Replace your battery before it damages your car
In the old days, it was possible for a car to soldier on with a dying battery for many months, until an early morning non-start dictated that the part really be replaced. Yet, with modern cars being stacked full of sophisticated electronics, an underperforming battery tends to cause more damage (and expense) than simply the inconvenience of a breakdown.
Electronics rely upon a consistent power supply and any significant variation can cause the software to become corrupted. Imagine the damage that can be caused to a domestic computer if, instead of allowing its shut-down procedure to complete, you simply yank the power plug from the electrical socket. Using a deteriorated, or heavily-discharged, battery can have a similar effect on your car.
As a car battery is placed under the most stress when it is required to start a cold engine, the voltage can drop below the electronic components’ operating threshold during that time. The resulting damage to the data can vary from minor, such as electric windows not responding correctly to the button, or parking sensors appearing not to work correctly, to the major corruption of the vehicle’s immobiliser data (often held within the instrument cluster on many modern cars) which will prevent the engine from being started.
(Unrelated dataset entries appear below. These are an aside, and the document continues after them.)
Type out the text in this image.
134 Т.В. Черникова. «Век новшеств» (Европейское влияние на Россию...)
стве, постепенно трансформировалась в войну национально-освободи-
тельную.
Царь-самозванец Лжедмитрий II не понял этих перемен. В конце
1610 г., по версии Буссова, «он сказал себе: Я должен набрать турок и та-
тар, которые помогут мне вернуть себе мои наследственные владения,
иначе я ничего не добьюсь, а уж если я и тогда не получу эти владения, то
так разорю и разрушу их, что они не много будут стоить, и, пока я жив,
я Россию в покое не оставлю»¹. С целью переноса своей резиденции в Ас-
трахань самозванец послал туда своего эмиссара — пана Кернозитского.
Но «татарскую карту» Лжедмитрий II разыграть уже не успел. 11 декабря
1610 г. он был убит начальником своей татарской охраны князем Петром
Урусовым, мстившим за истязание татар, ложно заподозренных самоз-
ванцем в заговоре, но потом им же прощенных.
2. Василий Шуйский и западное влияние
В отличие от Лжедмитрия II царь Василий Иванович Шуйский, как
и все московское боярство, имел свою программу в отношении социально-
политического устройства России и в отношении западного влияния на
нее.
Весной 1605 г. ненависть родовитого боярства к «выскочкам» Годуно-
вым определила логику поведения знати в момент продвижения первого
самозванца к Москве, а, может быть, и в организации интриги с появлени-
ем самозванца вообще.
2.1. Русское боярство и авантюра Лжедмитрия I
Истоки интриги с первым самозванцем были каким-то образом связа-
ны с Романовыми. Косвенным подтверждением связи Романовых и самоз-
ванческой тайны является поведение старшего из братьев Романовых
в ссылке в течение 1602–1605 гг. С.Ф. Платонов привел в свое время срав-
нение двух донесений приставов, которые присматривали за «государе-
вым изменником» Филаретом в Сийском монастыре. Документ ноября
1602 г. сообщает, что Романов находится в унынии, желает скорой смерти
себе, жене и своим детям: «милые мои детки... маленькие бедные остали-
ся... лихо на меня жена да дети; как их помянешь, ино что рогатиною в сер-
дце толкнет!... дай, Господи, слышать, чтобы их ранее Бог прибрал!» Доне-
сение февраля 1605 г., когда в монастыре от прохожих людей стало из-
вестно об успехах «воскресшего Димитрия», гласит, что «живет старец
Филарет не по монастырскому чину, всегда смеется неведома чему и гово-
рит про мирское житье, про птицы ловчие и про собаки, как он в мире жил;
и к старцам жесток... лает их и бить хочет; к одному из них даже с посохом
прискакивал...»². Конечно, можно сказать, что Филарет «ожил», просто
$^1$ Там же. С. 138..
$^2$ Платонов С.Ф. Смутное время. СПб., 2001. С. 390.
Although deterioration in battery performance tends to be gradual, many owners do not notice that their engines are not being churned over as effectively. Therefore, charging the battery at home is a prudent move, using a smart charger, prior to having a garage perform a discharge test on the battery. Now is a good time to check that the battery is in good order, because cold weather puts the unit under even more stress.
If your battery runs flat, be wary that a jump-start from another vehicle might cause a voltage spike that can also damage the sensitive electronics. Jump packs tend to be recommended for use on modern cars, compared to jump-leads and another vehicle.